Influence of the metal inter-layer on resistive random access memory forming voltage

Abstract

Neuromorphic computing, a novel computing configuration inspired by the brain, aims to perform calculations based on physical neurons and synapses, attracting significant attention in recent years. Resistive random access memory (RRAM) shows great potential in this field, demonstrating high operation speed, nanoscale scalability, long retention time, non-volatile performance, and a simple structure.
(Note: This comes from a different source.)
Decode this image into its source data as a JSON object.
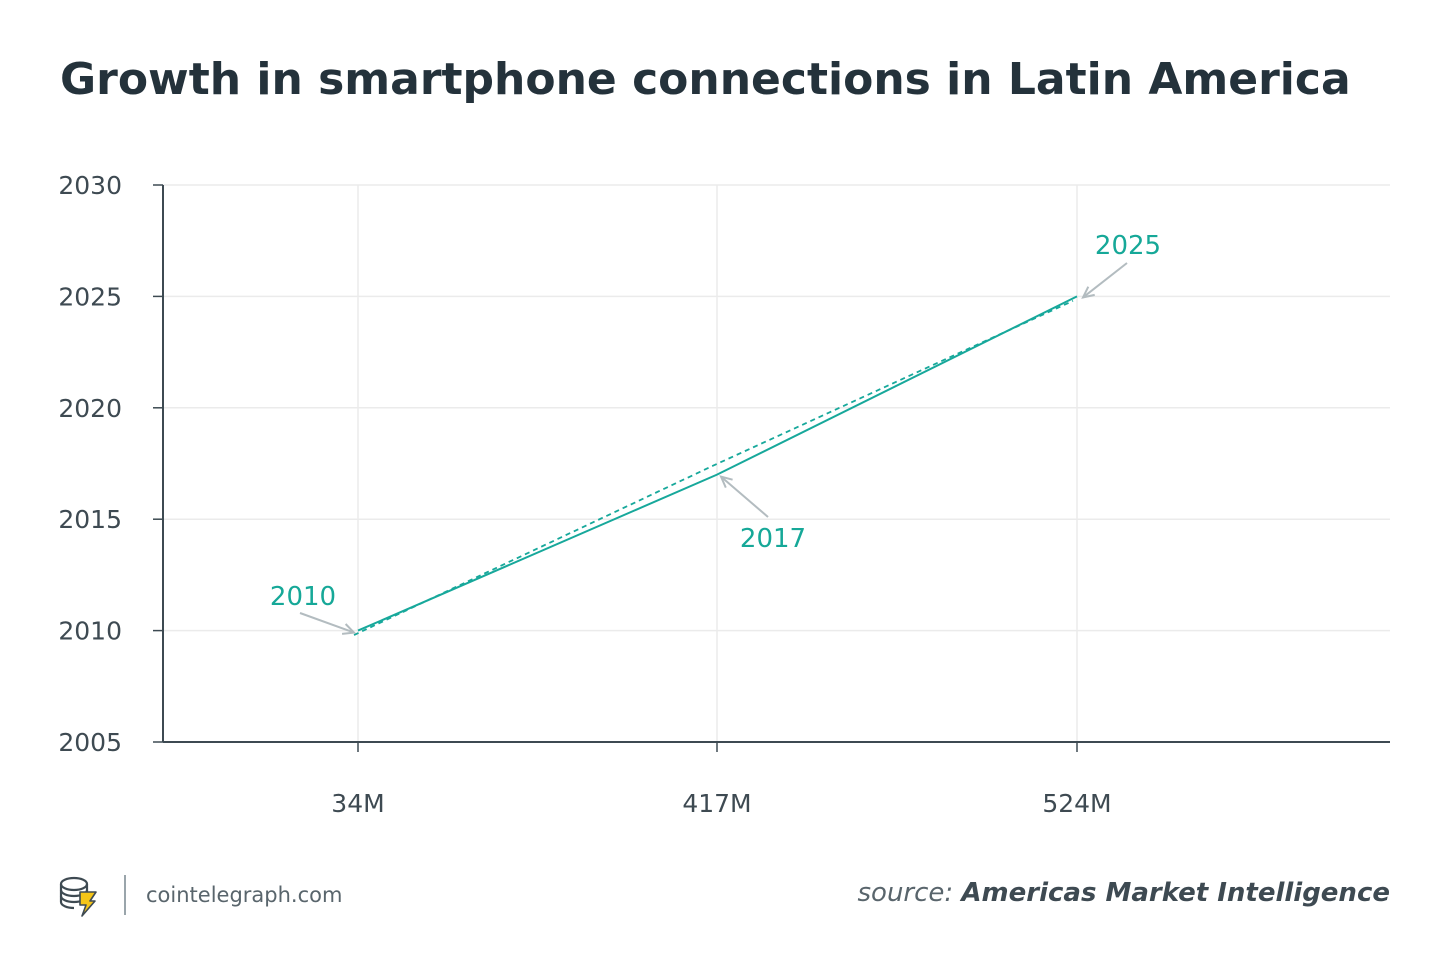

Despite the promising performance of RRAM, a high forming voltage potentially hinders the widespread application of the device. This thesis aims to diminish and eliminate the forming voltage. To achieve this, different metals were inserted between the insulator layer and the bottom electrode of the RRAM, serving as an interface metal layer. The interface metal was expected to introduce oxygen vacancies to the insulator, thereby decreasing the forming voltage. Advanced nanofabrication processes were employed in the cleanroom, and a related recipe was developed. The influence of layer thickness and device area was also studied to gain a comprehensive understanding. Among all the samples, Ru-based devices were observed to be forming-free.

Data analysis methods were applied to model the data, with the random forest method found to be the most suitable, achieving an accuracy of 82.4%. The model was verified by measurements of 10 nm Ru-based devices. Feature importance was then calculated to interpret the model. The four most important features determining the forming voltage are the thickness, standard electrode potential, area, and work function of the interface metal. This work adopts a new approach to eliminating the forming voltage, not only providing a forming-free device but also offering a guideline for future research on forming voltage.